There was nothing I could do to help my mom after her stroke. I stood against the hospital walls, sat on the edge of hospital beds. I held her hands, talked to doctors and social workers and nurses and hospice, but nothing was actually helping. I tried to teach my mom basic sign language and how to hold a pen to write yes or no or thumbs up thumbs down or to nod, anything to communicate—and failed. Time stomped forward. A month of that, a year. Six years. I have written about this before, but doing so has not enabled me to escape this central truth of my life. The almost unbearable weight of witnessing so much suffering. Living inside your own impotence right alongside it. Being there, alone.
A major loss in our own lives often isolates us from community, Rebecca Solnit writes. Nobody else is suffering in this way we are suffering; we are alone in our grief, in our loss.
Public disasters on the other hand, Solnit posits, usually have the effect of bringing a community closer together. For me, maybe I was still so deeply inside my private disaster when the tornado happened that I did not find the feeling of togetherness that so many did afterward. Or maybe I did for a few days, and then I left. Why did you move to this part of town? When I came back, I was outside the cohesion. Maybe by running to bear witness, I was trying to find my way back in.
Now, writing this, it is 2024, and Hurricane Helene has just taken out every road in and out of my city, Asheville. All of them are closed, gone. The water is out and power is out and cell service is out and internet is out. I have just completed this essay I’ve been thinking about for years, about public and private disasters, when another disaster arrives.
This time, I do not have a mother I am traveling back to see. She is long dead. This time, I have a child. She is two and a half, loves to sing, and has just gotten into poop jokes.
When a single road opens a few days after the storm, we pack our camper van and leave. I have a small child. There is no other choice.
We leave, and I get my daughter and husband settled at his mom’s house in Tennessee. I take a shower, I drink some water. And then I come back to Asheville, alone.
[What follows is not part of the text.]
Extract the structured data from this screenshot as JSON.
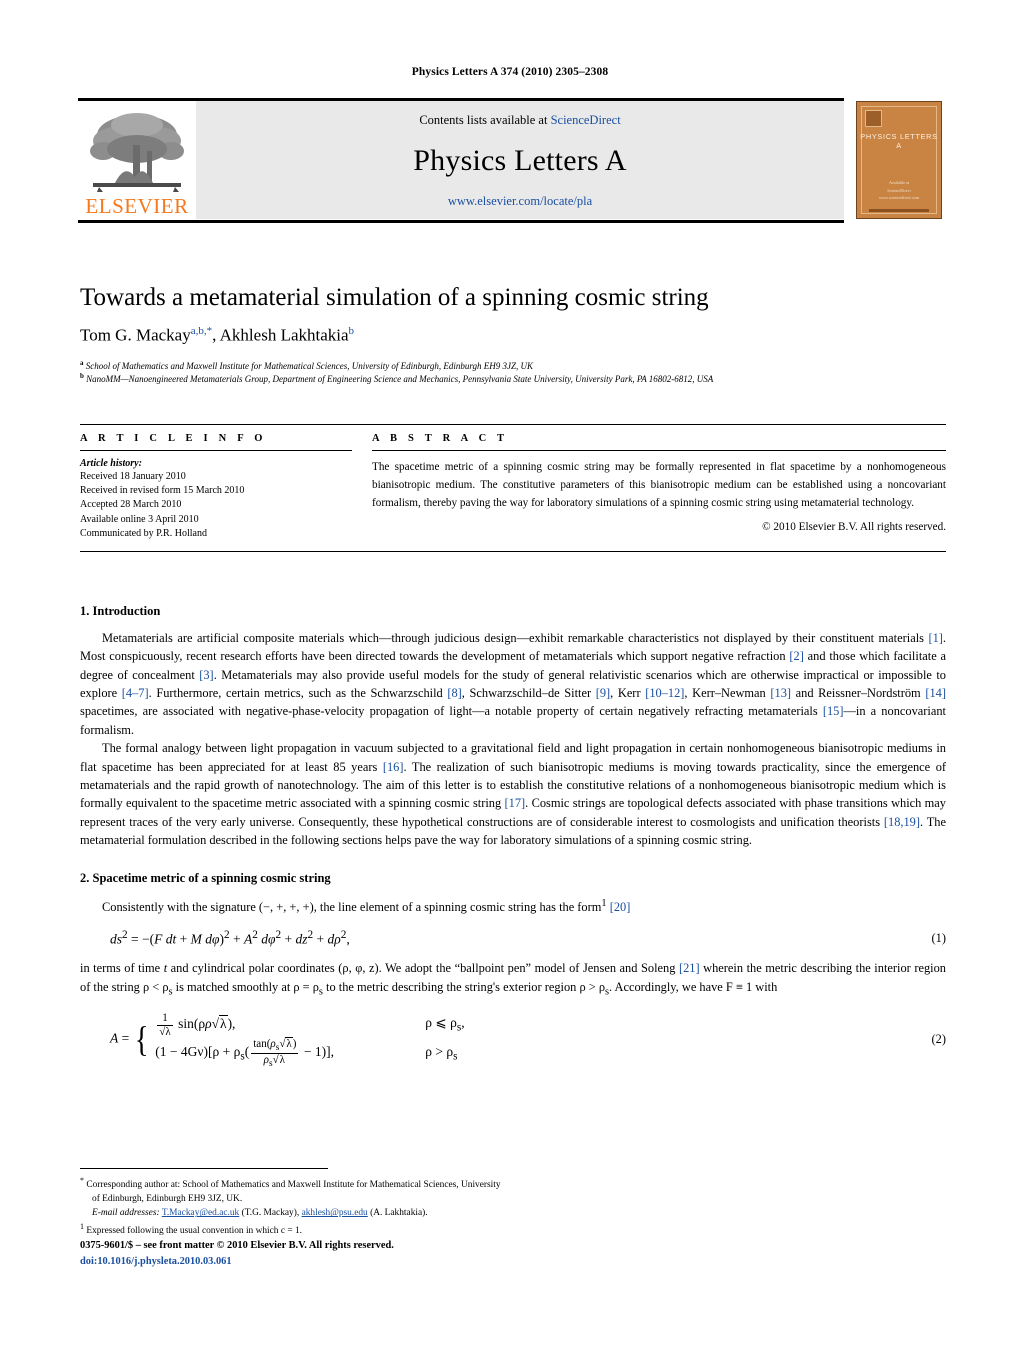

My camper van is filled all the way up with drinking water, shelf-stable food, diapers, wipes, pet food, flashlights, hygiene products, anything on any list I could find that people might need. I drive supplies deep into parts of the county with nothing left. I deliver them to the doorsteps of mothers I connect with on Facebook who need size 2 diapers, Similac formula, toddler snacks. I deliver latex gloves, Ziploc bags, cat food. And water, for everyone. I cook food, I knock on doorsteps to search for the missing, I comfort a man whose son-in-law was washed away in the river.
There’s no heroic conclusion to reach here about the right way to move through a disaster during the emergency or the long tail of its aftermath. This likely won’t be my last disaster, with the way things seem to be going. But I will tell you that for the five days I was back in Asheville alone after the hurricane, from sun-up to long after sun-down, I did not stop moving, driving, stacking, clearing, and each day, many times per day, I thought about the last disaster. I remembered not so much how the land had looked from the departing airplane window, but the feeling of getting further and further away from it. I remembered that as this time, I said yes to anything, feeling my hand graze a stranger’s as I helped peel away waterlogged drywall, as I passed along a box of pull-ups. So far, the feeling has been simpler. Gratitude, again, for not having lost much myself. And for getting to be here this time, in the middle of it. With all the other people in the middle of it.